The forecast return of 6.07 per cent could push even higher as the Adelaide investment platform plans to collect annual rent increases from specialty tenants at the Brickworks Marketplace shopping centre.

The mooted transaction and the raising for the new syndicate come amid increased interest in individual retail assets and smaller malls focused on non-discretionary shopping, as surging inflation – now expected to peak at 8 per cent – and rising interest rates challenge investments across asset classes.

Leasing arrangements with supermarkets typically involve an element of turnover rent calculated on the tenant’s retail sales and help absorb the impact of inflation.

While market volatility and economic uncertainty have stripped around 30 per cent from ASX-listed property stocks so far this year, unlisted property assets are yet to feel the heat.
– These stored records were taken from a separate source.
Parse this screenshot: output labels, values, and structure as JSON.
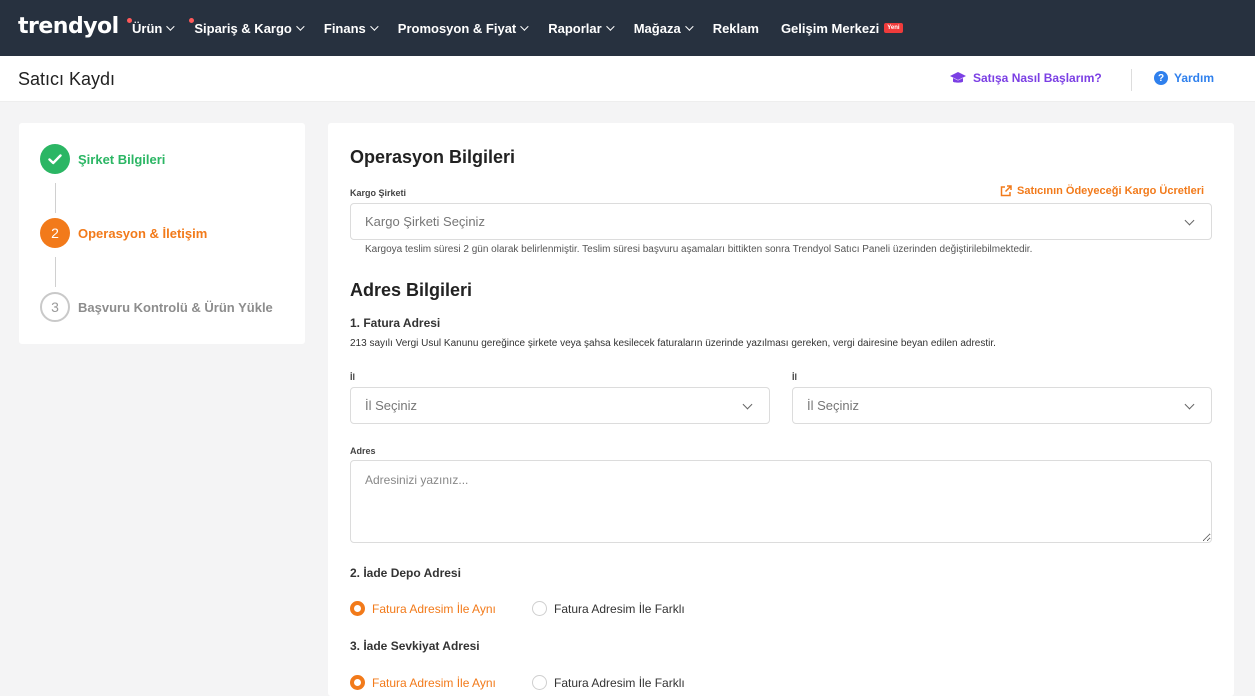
{
  "brand": {
    "logo_text": "trendyol"
  },
  "nav": {
    "items": [
      {
        "label": "Ürün",
        "dot": true
      },
      {
        "label": "Sipariş & Kargo",
        "dot": true
      },
      {
        "label": "Finans"
      },
      {
        "label": "Promosyon & Fiyat"
      },
      {
        "label": "Raporlar"
      },
      {
        "label": "Mağaza"
      },
      {
        "label": "Reklam"
      },
      {
        "label": "Gelişim Merkezi",
        "badge": "Yeni"
      }
    ]
  },
  "header": {
    "title": "Satıcı Kaydı",
    "how_to_start": "Satışa Nasıl Başlarım?",
    "help": "Yardım"
  },
  "stepper": {
    "steps": [
      {
        "number": "1",
        "label": "Şirket Bilgileri",
        "status": "done"
      },
      {
        "number": "2",
        "label": "Operasyon & İletişim",
        "status": "active"
      },
      {
        "number": "3",
        "label": "Başvuru Kontrolü & Ürün Yükle",
        "status": "pending"
      }
    ]
  },
  "form": {
    "operation_title": "Operasyon Bilgileri",
    "cargo_label": "Kargo Şirketi",
    "cargo_fees_link": "Satıcının Ödeyeceği Kargo Ücretleri",
    "cargo_placeholder": "Kargo Şirketi Seçiniz",
    "cargo_note": "Kargoya teslim süresi 2 gün olarak belirlenmiştir. Teslim süresi başvuru aşamaları bittikten sonra Trendyol Satıcı Paneli üzerinden değiştirilebilmektedir.",
    "address_title": "Adres Bilgileri",
    "invoice_title": "1. Fatura Adresi",
    "invoice_desc": "213 sayılı Vergi Usul Kanunu gereğince şirkete veya şahsa kesilecek faturaların üzerinde yazılması gereken, vergi dairesine beyan edilen adrestir.",
    "city_label": "İl",
    "city_placeholder": "İl Seçiniz",
    "city2_label": "İl",
    "city2_placeholder": "İl Seçiniz",
    "address_label": "Adres",
    "address_placeholder": "Adresinizi yazınız...",
    "return_title": "2. İade Depo Adresi",
    "shipment_title": "3. İade Sevkiyat Adresi",
    "same_option": "Fatura Adresim İle Aynı",
    "diff_option": "Fatura Adresim İle Farklı"
  },
  "colors": {
    "nav_bg": "#27313f",
    "accent_orange": "#f27a1a",
    "success_green": "#2bb664",
    "purple": "#7b3fe4",
    "help_blue": "#2f80ed"
  },
  "icons": {
    "how_to_start": "graduation-cap-icon",
    "help": "question-circle-icon",
    "cargo_fees": "external-link-icon",
    "step_done": "check-icon",
    "select_caret": "chevron-down-icon"
  }
}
Australian unlisted property funds delivered 17.7 per cent for the 12 months to the end of June, according to MSCI.

Anchored by Woolworths, the 17,300 square-metre subregional mall in Adelaide’s Torrensville was completed in 2015 and sold by the supermarket giant to Charter Hall. The average lease expiry is nine years with major tenants including Big W, Dan Murphy’s and Direct Chemist Outlet.

Telstra Super divestments

A capital raising offer published by the FRP Capital notes the mall is being acquired in line with an independent valuation of $85 million. The raising itself is targeting $39 million, with 55 per cent gearing.
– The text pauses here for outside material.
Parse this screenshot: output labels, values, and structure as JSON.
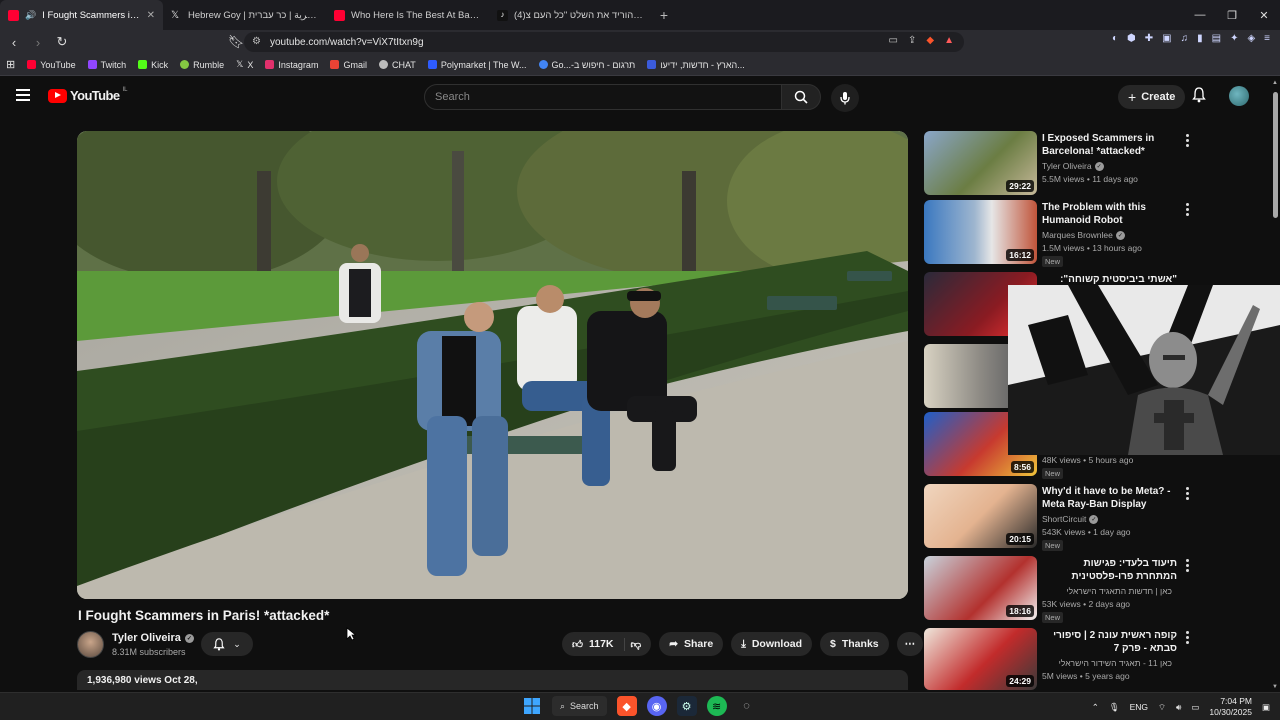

The Charter Hall-run trust holds its half stake on a 5.75 per cent yield.

The acquisition of the Adelaide mall – it was quietly brokered off-market by JLL – adds to a growing portfolio of retail assets managed by FRP Capital. Last year the fund manager acquired another Woolworths-anchored centre, Yanchep Central in Perth’s northern suburbs, for $41 million on an initial yield of 6.64 per cent.

The exit at Brickworks is the second divestment in a little over a month for co-owner Telstra Super, which sold its half stake in metropolitan Sydney’s Carlingford Court shopping centre to Hong Kong-based property investor JY Group for $120.5 million in September.
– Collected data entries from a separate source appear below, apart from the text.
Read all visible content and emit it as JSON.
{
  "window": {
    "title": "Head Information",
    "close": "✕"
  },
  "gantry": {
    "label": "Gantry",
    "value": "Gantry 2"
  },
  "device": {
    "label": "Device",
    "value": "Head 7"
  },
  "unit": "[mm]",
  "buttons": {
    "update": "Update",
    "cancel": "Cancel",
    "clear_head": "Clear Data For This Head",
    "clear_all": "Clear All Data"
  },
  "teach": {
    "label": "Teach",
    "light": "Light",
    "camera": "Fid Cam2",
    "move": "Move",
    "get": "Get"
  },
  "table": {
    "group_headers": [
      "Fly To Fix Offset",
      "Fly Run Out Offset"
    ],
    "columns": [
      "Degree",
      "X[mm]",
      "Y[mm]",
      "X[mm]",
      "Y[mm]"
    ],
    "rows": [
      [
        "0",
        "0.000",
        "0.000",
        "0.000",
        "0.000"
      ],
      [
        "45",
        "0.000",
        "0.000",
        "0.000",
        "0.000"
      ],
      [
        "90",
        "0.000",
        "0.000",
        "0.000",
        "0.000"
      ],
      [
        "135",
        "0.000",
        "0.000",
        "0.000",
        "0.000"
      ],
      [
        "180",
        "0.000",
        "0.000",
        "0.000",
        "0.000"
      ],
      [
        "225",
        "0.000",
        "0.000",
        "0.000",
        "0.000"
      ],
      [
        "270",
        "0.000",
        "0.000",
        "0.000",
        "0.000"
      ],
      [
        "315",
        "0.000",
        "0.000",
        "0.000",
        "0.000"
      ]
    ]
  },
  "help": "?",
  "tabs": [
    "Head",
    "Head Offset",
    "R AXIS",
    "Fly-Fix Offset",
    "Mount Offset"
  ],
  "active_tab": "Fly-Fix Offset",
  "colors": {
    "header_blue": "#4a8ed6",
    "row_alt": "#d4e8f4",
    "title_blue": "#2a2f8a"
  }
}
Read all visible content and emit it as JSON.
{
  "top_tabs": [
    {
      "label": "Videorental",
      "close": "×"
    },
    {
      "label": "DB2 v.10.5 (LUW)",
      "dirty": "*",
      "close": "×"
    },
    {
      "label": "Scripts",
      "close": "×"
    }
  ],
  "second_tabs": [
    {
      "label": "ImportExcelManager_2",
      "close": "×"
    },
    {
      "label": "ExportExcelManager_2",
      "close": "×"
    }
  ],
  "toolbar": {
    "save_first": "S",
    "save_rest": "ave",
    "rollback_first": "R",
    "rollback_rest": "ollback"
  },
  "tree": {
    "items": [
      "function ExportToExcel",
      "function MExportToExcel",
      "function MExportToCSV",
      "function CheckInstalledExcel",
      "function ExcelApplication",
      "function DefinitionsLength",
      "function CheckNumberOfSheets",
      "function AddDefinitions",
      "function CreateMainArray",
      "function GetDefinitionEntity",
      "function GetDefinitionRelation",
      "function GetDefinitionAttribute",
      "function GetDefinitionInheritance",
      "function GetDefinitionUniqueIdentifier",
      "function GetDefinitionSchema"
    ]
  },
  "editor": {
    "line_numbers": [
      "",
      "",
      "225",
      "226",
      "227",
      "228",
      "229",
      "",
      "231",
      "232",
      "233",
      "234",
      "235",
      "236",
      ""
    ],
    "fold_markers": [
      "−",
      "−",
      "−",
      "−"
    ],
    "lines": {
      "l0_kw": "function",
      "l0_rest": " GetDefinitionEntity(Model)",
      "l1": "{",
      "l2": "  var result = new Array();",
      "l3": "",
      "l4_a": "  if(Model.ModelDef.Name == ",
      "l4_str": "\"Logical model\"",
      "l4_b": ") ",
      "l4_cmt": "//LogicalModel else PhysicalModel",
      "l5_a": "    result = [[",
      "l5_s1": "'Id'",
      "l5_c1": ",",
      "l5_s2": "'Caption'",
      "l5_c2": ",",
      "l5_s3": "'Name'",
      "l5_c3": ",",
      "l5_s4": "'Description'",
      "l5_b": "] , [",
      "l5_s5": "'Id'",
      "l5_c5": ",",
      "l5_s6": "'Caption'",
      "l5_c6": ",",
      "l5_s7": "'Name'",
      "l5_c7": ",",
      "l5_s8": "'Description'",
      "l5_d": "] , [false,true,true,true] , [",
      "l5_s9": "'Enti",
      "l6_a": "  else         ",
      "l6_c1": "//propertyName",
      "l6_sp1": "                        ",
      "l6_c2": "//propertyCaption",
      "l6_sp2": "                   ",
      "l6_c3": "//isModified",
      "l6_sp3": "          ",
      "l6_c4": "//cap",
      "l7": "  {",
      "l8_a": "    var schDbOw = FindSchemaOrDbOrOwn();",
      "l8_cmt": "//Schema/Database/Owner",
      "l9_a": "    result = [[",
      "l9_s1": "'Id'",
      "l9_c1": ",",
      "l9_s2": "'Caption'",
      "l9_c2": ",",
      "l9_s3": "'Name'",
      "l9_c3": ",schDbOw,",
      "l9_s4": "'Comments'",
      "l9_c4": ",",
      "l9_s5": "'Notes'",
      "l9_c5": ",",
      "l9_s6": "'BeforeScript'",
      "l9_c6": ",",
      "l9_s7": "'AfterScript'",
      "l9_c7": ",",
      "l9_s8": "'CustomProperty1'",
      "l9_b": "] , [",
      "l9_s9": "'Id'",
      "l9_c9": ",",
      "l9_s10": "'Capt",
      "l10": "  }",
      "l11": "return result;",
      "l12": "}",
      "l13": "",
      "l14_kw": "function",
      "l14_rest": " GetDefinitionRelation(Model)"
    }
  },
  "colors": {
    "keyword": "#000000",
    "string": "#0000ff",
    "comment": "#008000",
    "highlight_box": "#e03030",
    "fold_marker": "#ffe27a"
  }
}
Meanwhile, a $270 million portfolio of three east coast convenience retail centres has hit the market with its owner, an ISPT-run fund, hoping to tap investor interest in the asset class.

The three malls – Market Central Lutwyche in Brisbane, Dee Why Grand in Sydney, and Camberwell Place in Melbourne – generate more than 80 per cent of their total income from non-discretionary shopping.

All three sit in the $2.3 billion ISPT Retail Australia Property Trust, an unlisted property fund that delivered an eye-watering 17.5 per cent annual return over the 2022 financial year to its super fund investors.

That result was delivered courtesy of a 12.4 per cent capital return combined with a 5.6 per cent income return, in another telling example of the disconnect between unlisted and listed property.

The mall portfolio is being brokered by JLL and Stonebridge, to be sold individually or in one line. Woolworths, Coles and Aldi are the anchor tenants in the portfolio, where the average lease expiry is five years. Combined, the three malls take in more than 40,000 sq m of space.